Around the same time, a small-time Ohio labor activist with a vengeance against John Kasich, Ohio’s Governor and an Amazon booster, issued a brazen press release targeted at its board and labor donors. The occasion was Bezos being named the world’s richest man, and the activist drummed up the charge that 700 of Amazon’s warehouse employees were on food stamps.

Mainstream media fell all over itself. The articles lifted the “research,” which turned out to be hypothesized or fictitious. In fact, Amazon’s wage and benefit practices were among the highest of their kind, better than those of the companies where the journalists were employed.
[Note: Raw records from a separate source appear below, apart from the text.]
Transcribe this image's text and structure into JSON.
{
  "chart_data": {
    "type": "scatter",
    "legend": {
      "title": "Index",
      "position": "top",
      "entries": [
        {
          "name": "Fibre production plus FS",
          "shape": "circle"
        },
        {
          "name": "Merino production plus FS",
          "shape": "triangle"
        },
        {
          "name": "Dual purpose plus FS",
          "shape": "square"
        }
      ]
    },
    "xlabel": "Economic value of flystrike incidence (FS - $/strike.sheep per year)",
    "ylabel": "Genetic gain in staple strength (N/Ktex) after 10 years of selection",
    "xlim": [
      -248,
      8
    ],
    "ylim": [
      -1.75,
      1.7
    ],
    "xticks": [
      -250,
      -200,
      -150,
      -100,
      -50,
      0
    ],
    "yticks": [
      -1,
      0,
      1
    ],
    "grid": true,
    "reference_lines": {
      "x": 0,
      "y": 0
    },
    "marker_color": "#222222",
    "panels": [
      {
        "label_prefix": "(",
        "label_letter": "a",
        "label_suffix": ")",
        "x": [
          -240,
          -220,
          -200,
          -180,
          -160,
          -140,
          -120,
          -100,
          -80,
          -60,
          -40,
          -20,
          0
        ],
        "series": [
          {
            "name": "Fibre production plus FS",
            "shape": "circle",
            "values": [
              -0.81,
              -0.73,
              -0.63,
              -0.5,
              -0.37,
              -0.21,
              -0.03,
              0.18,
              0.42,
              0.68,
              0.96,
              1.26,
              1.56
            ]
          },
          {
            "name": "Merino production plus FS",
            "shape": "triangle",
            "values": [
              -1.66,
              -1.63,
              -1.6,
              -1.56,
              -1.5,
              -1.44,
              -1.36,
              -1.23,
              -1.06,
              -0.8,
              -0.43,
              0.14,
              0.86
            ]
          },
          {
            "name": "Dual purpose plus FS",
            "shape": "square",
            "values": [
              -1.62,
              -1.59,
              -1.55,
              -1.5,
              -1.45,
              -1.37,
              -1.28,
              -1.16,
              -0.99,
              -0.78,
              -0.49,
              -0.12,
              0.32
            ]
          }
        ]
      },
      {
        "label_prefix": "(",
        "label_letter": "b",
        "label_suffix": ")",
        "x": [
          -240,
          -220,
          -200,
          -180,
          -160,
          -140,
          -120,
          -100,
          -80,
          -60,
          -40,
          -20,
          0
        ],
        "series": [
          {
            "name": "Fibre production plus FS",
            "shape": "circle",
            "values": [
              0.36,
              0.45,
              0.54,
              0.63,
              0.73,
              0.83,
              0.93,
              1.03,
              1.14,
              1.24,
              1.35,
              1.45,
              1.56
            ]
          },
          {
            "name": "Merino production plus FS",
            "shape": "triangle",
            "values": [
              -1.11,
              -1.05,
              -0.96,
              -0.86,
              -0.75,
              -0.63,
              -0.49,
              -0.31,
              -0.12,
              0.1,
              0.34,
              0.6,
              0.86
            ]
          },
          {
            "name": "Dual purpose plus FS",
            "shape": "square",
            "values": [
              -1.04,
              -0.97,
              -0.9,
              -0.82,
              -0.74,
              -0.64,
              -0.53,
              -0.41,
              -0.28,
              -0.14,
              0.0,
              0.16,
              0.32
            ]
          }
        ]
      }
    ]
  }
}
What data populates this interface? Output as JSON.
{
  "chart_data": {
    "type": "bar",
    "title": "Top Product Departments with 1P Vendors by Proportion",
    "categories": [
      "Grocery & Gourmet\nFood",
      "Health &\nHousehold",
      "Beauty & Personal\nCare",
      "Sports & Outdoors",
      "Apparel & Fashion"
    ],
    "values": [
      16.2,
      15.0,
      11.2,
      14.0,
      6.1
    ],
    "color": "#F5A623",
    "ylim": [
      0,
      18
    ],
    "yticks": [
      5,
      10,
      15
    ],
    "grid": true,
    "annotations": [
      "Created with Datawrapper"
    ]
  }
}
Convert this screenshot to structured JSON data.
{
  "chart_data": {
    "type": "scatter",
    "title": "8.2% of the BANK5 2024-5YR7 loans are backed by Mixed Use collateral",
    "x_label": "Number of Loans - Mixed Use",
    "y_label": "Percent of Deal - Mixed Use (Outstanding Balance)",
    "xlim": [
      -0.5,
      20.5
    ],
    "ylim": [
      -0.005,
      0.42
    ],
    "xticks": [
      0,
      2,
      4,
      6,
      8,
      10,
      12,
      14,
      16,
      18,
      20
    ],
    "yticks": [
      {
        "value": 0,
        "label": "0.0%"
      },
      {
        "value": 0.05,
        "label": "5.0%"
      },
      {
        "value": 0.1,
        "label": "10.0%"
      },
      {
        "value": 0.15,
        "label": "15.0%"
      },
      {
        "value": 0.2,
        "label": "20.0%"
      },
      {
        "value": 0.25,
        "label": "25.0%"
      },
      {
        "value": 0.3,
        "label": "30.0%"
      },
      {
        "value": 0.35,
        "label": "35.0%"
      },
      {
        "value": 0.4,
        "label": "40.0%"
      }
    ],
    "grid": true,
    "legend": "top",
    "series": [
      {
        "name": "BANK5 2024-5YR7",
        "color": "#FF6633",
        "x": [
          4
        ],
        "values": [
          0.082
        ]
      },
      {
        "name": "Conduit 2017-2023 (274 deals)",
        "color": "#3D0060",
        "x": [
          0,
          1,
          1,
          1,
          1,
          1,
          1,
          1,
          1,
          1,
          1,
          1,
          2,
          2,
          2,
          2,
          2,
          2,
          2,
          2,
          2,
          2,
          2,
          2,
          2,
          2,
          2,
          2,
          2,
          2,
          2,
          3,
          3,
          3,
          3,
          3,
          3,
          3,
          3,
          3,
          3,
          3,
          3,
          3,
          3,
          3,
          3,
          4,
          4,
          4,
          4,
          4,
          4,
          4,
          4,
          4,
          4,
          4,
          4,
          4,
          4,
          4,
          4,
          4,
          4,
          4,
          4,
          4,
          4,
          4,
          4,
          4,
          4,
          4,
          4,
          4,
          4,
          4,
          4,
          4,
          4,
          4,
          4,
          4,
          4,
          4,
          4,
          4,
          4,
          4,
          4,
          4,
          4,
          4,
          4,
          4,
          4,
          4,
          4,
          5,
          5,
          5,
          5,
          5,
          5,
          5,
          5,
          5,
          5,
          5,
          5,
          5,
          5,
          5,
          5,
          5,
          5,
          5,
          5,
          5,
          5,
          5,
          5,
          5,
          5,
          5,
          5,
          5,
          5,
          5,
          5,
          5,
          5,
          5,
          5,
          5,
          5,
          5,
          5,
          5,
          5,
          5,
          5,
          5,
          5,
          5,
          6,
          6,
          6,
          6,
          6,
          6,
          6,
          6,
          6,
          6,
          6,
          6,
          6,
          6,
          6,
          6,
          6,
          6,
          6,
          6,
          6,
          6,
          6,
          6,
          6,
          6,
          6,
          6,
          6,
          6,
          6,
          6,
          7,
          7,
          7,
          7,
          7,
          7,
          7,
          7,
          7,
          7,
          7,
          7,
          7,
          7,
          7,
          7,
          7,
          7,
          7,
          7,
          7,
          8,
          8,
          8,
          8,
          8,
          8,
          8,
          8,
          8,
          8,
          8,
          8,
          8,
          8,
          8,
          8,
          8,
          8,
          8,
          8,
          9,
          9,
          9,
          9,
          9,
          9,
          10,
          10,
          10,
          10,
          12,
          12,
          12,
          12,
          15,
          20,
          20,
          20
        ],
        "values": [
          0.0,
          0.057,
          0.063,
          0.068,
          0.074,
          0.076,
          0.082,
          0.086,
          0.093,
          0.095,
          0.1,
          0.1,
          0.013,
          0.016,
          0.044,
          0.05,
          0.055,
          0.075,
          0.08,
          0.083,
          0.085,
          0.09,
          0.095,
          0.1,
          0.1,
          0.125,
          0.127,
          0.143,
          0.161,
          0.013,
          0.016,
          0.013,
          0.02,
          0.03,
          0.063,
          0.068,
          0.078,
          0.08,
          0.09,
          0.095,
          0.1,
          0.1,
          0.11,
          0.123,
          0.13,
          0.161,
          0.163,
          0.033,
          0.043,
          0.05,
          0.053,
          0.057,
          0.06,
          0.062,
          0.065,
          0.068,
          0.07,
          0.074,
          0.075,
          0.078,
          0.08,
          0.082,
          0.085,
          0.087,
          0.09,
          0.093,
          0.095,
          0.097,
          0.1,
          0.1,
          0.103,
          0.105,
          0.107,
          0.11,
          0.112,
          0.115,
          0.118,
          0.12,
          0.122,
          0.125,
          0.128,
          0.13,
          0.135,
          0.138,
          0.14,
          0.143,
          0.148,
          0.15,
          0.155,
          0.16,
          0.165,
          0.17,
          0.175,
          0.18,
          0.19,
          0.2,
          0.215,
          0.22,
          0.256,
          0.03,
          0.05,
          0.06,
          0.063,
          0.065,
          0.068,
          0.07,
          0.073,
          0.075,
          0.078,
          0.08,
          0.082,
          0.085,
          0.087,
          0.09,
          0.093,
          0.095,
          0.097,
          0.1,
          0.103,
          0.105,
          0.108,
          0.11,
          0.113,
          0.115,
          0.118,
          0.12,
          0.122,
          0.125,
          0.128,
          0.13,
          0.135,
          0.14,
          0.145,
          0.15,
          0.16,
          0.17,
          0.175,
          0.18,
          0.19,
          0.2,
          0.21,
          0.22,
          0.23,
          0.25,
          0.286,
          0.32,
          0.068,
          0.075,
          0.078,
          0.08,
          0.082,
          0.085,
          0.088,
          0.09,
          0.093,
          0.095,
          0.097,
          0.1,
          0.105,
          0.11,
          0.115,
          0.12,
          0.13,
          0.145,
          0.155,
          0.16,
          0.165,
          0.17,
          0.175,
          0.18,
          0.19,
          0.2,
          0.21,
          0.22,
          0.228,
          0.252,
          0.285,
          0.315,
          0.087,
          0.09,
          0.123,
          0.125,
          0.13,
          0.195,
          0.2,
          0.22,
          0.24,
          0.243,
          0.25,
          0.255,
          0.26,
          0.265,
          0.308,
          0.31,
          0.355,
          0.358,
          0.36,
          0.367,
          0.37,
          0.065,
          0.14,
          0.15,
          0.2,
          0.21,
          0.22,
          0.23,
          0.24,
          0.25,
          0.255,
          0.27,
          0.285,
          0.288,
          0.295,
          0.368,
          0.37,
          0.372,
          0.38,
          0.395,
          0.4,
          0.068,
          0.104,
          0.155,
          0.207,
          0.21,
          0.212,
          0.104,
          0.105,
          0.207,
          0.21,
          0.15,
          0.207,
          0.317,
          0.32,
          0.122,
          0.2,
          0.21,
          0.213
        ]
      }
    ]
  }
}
But that made no difference.

The scandal created a social media avalanche of 40 million views. Ordinarily thoughtful publications screeched, “Why is Bezos so rich and his employees so poor?” It wasn’t just the usual anti-business screeds like Salon.com and Slate either, but wealth-worshippers like CNBC and Business Insider.

The Twitterverse lit up. Lawyers lined up to sue. Humanitarian activists joined the fray, screaming that the Seattle giant was immoral. The scandal turned into a goldmine for anti-business crusaders. Then, finally, Senator Bernie Sanders, never one to miss an opportunity to denigrate business, tweeted that Amazon’s poor were creating a burden for the government.

That was the tipping point. All it took was a 10-person labor activist with an e-mail account, bogus research, Twitter and the media’s connivance to upend a trillion-dollar company whose only mistake was job creation. I know from Amazon employees that Bezos was beside himself. What does it mean for the business community if the world’s most powerful, most intelligent and richest CEO could be blindsided so easily?

It means business leaders should be on the alert that scandal pays off in many ways that may have nothing to do with the facts. Amazon proved that the scandalmongers aren’t out to win a debate on poverty. There is much more profit to be made from a public thrashing that plays to the entire scandal universe of activists, lawyers, politicians and the media.

Only two remedies can effectively put out the flames of bogus charges. First, be sure your team’s leadership meets the highest possible standard in ethical matters. Second, have a well-trained counter insurgency operation. These should be true believers in the company’s mission who are willing to step up to the plate on social media to fight an unsavory enemy.